Vice-Chancellor of Federal University of Technology Yola (FUTY)
- In office 1999–2004
- Preceded by: Aliyu Alkali Ahmad
- Succeeded by: Abdullahi Yusuf Ribadu

Personal details
- Born: 1948 (age 76–77) Hong, Adamawa State, Nigeria
- Spouse: Hajiya Fatima
- Alma mater: Ahmadu Bello University, Zaria
- Profession: Civil Engineer

= Salihu Mustafa =

Salihu Mustafa, FNSE, FAENG, FNAHS, FAS, (born 1948) is a Nigerian academic, professor of civil engineering and former Vice-Chancellor of Federal University of Technology Yola (FUTY), Yola, Adamawa State, Nigeria. He has taught in many universities in Nigeria and is currently a visiting professor to Kebbi State University of Science and Technology, Aliero and Usmanu Danfodiyo University, Sokoto. He is married to Hajiya Fatima and they have four children.

==Early life==
He was born in 1948 in Hong, LGA of Adamawa State (former Gongola State), in North East Nigeria.

==Education==
He attended General Murtala Mohammed College, Yola, and Federal Government College, Sokoto. He later proceeded to Ahmadu Bello University, Zaria, Kaduna where he graduated with B.Eng (Civil Engineering) degree in 1973. In 1976 he obtained an M.Sc. degree in civil engineering with specialization in Water Resources Technology from University of Birmingham in the UK and thereafter, a Ph.D. in Civil Engineering (1981) from the University of Strathclyde, Scotland.

==Academic career==
Mustafa after serving his compulsory National Youth Service Corp scheme as assistant engineer at Ijora Water Works, Lagos State, he began his teaching career at Ahmadu Bello University’s Department of Civil Engineering Zaria, Kaduna as assistant lecturer in 1974. Fourteen years later, he attained the rank of associate professor of civil engineering and was appointed full professor of civil engineering at Abubakar Tafawa Balewa University (ATBU), Bauchi in 1989. From 1989 to 1991, he served as head, Department of Civil Engineering and dean of School of Engineering in ATBU, Bauchi. He was appointed the vice-chancellor of Federal University of Technology Yola (FUTY). In addition, he served as chairman of the planning pommittee for the establishment of Adamawa State University, Mubi and chairman of the planning and implementation committee for the establishment of American University of Nigeria, Yola, both in Adamawa State. For five years (2013-2018), he served as a consultant on developing engineering programs at Kebbi State University of Science and Technology, Aliero. He equally served as a consultant on developing engineering programmes at Usmanu Danfodiyo University, Sokoto (February 2016 to 2018).
He has published over sixty peer-reviewed articles in reputable national and international journals. One of his books, A Textbook of Hydrology and Water Resources is currently used for teaching undergraduate and postgraduate engineering students in universities and widely consulted by practicing engineers. His forthcoming book is on Fluid Mechanics and Hydraulics. He is the current Chairman Editorial Board of the Nigerian Academy of Engineering journal, Innovative Solutions in Engineering.

==Public service==
Mustafa served as a Special Adviser in the Federal Ministry of Agriculture and Water Resources from 1991 to 1993. He later served as Director, Research and Postgraduate Development at the National Universities Commission (NUC), Abuja from 1995 to 1999 and Vice-Chancellor, Federal University of Technology Yola from 1999 to 2004. He served as Chairman, PIU World Bank Sector Adjustment Project for federal universities in Nigeria from 1995 to 1996.

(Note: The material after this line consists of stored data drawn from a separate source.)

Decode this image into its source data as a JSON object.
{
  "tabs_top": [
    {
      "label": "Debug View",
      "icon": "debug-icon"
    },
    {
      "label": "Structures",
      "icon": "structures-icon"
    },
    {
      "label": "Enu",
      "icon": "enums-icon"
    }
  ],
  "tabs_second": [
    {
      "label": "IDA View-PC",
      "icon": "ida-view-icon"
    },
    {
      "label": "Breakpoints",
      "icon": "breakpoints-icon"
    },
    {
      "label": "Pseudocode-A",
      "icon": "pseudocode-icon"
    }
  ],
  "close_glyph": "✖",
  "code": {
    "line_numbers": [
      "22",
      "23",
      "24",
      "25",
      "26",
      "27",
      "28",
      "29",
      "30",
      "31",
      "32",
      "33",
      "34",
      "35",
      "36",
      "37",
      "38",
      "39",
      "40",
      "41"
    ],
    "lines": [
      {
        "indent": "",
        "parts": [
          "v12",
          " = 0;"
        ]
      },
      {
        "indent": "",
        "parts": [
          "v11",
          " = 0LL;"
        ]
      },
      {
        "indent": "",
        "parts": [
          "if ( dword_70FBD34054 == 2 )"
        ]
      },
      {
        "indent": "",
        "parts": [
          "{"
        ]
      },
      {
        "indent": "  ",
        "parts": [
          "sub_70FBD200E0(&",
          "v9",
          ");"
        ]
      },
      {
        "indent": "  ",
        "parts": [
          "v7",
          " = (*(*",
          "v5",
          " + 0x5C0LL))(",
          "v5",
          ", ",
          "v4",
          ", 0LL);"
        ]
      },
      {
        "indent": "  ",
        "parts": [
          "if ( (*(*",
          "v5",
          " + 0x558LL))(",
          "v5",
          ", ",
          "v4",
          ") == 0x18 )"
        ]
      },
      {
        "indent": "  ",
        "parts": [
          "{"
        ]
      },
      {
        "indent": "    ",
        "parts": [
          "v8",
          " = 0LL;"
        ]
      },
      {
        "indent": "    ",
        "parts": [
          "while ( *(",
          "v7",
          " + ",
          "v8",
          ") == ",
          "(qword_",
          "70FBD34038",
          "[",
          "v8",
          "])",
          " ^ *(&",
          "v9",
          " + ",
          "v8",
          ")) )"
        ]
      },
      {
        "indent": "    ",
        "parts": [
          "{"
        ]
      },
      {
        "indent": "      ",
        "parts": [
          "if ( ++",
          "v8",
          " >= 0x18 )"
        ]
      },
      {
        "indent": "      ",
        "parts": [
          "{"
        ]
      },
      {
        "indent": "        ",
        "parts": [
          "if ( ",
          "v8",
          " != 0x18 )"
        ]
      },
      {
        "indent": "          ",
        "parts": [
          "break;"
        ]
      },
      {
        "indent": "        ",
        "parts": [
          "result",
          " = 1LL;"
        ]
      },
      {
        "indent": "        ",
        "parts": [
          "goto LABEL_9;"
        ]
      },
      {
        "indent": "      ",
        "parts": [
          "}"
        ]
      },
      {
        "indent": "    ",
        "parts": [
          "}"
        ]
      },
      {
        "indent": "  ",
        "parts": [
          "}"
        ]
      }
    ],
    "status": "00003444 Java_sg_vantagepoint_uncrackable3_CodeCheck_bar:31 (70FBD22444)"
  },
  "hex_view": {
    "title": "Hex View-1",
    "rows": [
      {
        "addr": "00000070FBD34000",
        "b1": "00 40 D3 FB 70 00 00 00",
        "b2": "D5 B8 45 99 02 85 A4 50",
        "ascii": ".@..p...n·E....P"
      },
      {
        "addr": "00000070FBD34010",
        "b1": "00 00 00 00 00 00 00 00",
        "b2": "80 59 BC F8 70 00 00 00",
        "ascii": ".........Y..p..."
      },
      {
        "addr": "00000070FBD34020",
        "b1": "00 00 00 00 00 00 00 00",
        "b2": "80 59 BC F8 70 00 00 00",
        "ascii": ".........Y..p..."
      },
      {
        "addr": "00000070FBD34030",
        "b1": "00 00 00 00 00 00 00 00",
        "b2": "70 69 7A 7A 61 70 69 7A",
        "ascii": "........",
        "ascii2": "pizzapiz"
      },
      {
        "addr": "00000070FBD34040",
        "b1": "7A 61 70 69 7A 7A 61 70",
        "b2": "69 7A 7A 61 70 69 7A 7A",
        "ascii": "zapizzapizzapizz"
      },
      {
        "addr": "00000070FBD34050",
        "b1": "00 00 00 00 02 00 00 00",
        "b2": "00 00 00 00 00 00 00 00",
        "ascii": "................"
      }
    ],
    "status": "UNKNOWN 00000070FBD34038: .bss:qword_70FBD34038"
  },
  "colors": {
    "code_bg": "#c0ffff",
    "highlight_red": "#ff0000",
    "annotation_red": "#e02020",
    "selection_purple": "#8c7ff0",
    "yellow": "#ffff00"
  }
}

==Fellowships and membership==
- Mustafa is the Founder and Chairman, Triton International School, Nasarawa State (2006 to date).
- Member, Technical Advisory Committee of the Nigerian Building and Road Research Institute (NBBRI), Abuja.
- Chairman, Ministerial Policy Advisory Committee (MPAC) on Water Resources, Federal Ministry of Water Resources, Abuja (Jan 2018 to date).
- Member, Technical Committee on Annual Flood Outlook (AFO), under Nigeria Hydrological Services Agency, Abuja (2013 to date).
- Chairman, Governing Board Adamawa State University, Mubi, Adamawa State (April to June 2019).
- Member, Board of Assessors for Nigeria Merit Award (2001-2006).
- Chairman, Board of ABTI Academy, Yola, Adamawa State (2002-2005).
- Past Chairman, Nigeria National Committee for UNESCO-IHP
- Past President of the Nigerian Association of Hydrological Sciences.
- Chairman, Governing Board, College of Education Jalingo, Taraba State (1986-1992).
- Member, Board of Plateau State Polytechnic, Barikin Ladi, Plateau State (1986-1989).
- Fellow, Nigerian Society of Engineers.
- Fellow, Nigerian Academy of Engineering.
- Fellow, Nigerian Association of Hydrological Sciences.
- Fellow, Nigerian Academy of Science.